I was blogging the other day about race.
Ok, I wasn’t really blogging about race. I was blogging about how to teach your kids not to point out women’s mustaches in such a loud voice. But, the blog post ended on the topic of race with my son asking me “Are we black?”. And, I have to admit, that’s a totally reasonable question from a child. It’s the kid version of the same long-winded conversation we all seem to be having lately about the meaning of race and whether we’ve made any progress as a nation in our understanding of each other. My kid wants to know if he’s black. To him, black is a color. A pretty-easy-to-define color. He’s never met anyone who was literally “black”. Just like he’s never met anyone who was literally “white”. We’re all a different shade of beige and brown. And our color changes throughout the seasons.
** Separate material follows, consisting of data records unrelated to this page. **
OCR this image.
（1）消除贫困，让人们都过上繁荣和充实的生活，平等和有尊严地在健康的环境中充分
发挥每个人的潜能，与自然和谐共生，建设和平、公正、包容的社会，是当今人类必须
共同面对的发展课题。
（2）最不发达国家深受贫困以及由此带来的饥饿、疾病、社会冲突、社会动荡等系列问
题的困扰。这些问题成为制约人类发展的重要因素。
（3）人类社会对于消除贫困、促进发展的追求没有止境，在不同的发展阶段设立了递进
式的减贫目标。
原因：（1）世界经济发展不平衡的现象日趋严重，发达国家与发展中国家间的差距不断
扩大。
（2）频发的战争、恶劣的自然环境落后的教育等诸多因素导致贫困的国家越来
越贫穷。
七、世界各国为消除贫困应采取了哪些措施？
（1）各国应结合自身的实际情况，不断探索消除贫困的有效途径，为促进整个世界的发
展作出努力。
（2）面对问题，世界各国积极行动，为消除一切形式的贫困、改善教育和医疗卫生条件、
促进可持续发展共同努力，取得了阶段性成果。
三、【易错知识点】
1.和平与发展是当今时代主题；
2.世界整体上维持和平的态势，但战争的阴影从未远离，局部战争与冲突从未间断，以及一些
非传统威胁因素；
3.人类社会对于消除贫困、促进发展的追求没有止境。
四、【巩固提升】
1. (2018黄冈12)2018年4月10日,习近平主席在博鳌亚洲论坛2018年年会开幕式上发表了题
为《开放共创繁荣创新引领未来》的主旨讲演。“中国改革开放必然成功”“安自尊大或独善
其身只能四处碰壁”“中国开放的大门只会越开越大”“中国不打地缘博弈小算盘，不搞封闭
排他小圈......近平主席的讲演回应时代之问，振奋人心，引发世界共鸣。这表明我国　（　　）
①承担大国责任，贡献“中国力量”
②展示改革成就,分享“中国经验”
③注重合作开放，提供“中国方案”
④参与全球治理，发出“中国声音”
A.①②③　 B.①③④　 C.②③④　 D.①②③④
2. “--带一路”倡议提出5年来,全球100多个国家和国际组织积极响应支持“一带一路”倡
As adults, we know what “black” and “white” mean. Or we think we know. But, try explaining it to an 8-year-old. Try explaining Trayvon Martin to an 8-year-old. It’s really complicated and totally simple at the same time. This weekend, my husband and I needed to explain the Trayvon Martin situation to our kids. In a way that would make sense to them, but not scare them, but not oversimplify the issue. It was difficult. It was not black and white (pun sadly intended). We had to touch on skin color vs ethnicity and perception vs reality. My kids went from confused to sad to angry to scared. My kids, like my husband, are Hispanic. And they get pretty dark for much of the year. At least as dark as some of the African-American people we know. My son now knows that he’s not “black”. But this weekend he asked us “What if I grow up to be black?”.
Part of me knows that’s a silly question and that I still have a lot of teaching to do with my kids about race. But part of me knows that’s a serious question coming from an honest, scared place inside my son. He’s figuring out that the color of your face can be a deadly serious issue. And he looks in the mirror and wonders. Should he be scared? To him, prejudice makes no sense. To him, hoodies and affirmative action and hip-hop and race riots mean nothing. He’s only 8. He doesn’t know the important history or the rich context. Yet.
That he lives in a world where brown and beige really mean “black” and “white”. And “black” and “white” are so much more than colors.